John Jiang
John Jiang

Reputation: 11489

Python: HTML generation performance improvement

I'm currently supporting a legacy python application that generates all the html through creating individual tag objects.

We have a parent TAG class

class TAG(object):
    def __init__(self, tag="TAG", contents=None, **attributes):
        self.tag = tag
        self.contents = contents
        self.attributes = attributes

So every other tag inherits from TAG

class H1(TAG):
    def __init__(self, contents=None, **attributes):
        TAG.__init__(self, 'H1', contents, **attributes)
class H2(TAG):
    def __init__(self, contents=None, **attributes):
        TAG.__init__(self, 'H2', contents, **attributes)

The main TAG class has a to_string method that's something along the lines of

def to_string(self):
    yield '<{}'.format(self.tag)
    for (a, v) in self.attr_g():
        yield ' {}="{}"'.format(a, v)
    if self.NO_CONTENTS:
        yield '/>'
    else :
        yield '>'
        for c in self.contents:
            if isinstance(c, TAG):
                for i in c.str_g():
                    yield i
            else:
                yield c
        yield '</{}>'.format(self.tag)

We basically write out the result of the to_string method.

The issue comes to pages where there's a lot of TAGS being generated and is big enough to create a performance hit.

Are there any quick wins that I can do to make it perform better?

Upvotes: 0

Views: 132

Answers (2)

Francis Avila
Francis Avila

Reputation: 31621

@mattbasta has the right idea here.
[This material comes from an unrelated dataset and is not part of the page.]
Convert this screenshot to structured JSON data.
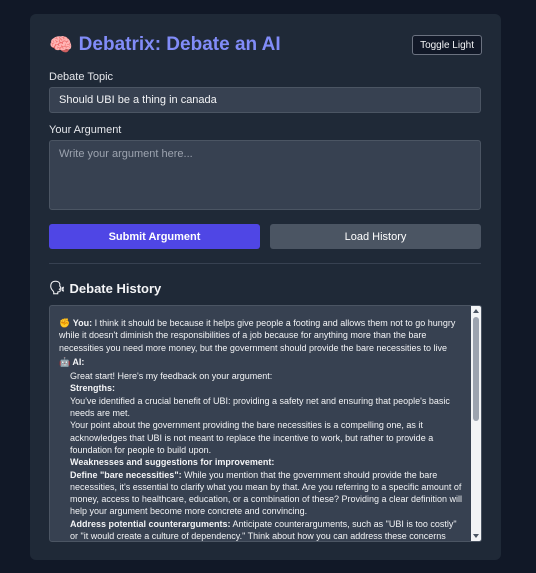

However, I want to propose something a bit different: implement to_string using cElementTree.TreeBuilder. I don't know if the super-fast serialization of ElementTree will win out against overhead of creating an ElementTree.

Here is a wonky TAG class with a to_string_b() method that makes use of some micro-optimizations and uses a TreeBuilder to build the tree. (A possibly-important difference between your to_string() and TreeBuilder is that TreeBuilder will always escape output for XML, whereas yours will not.)

import xml.etree.cElementTree as ET

class TAG(object):
    def __init__(self, tag="TAG", contents=None, **attributes):
        self.tag = tag
        # this is to insure that `contents` always has a uniform
        # type.
        if contents is None:
            self.contents = []
        else:
            if isinstance(contents, basestring):
                # I suspect the calling code passes in a string as contents
                # in the common case, so this means that each character of
                # the string will be yielded one-by-one. let's avoid that by
                # wrapping in a list.
                self.contents = [contents]
            else:
                self.contents = contents
        self.attributes = attributes

    def to_string(self):
        yield '<{}'.format(self.tag)
        for (a, v) in self.attributes.items():
            yield ' {}="{}"'.format(a, v)
        if self.contents is None:
            yield '/>'
        else :
            yield '>'
            for c in self.contents:
                if isinstance(c, TAG):
                    for i in c.to_string():
                        yield i
                else:
                    yield c
            yield '</{}>'.format(self.tag)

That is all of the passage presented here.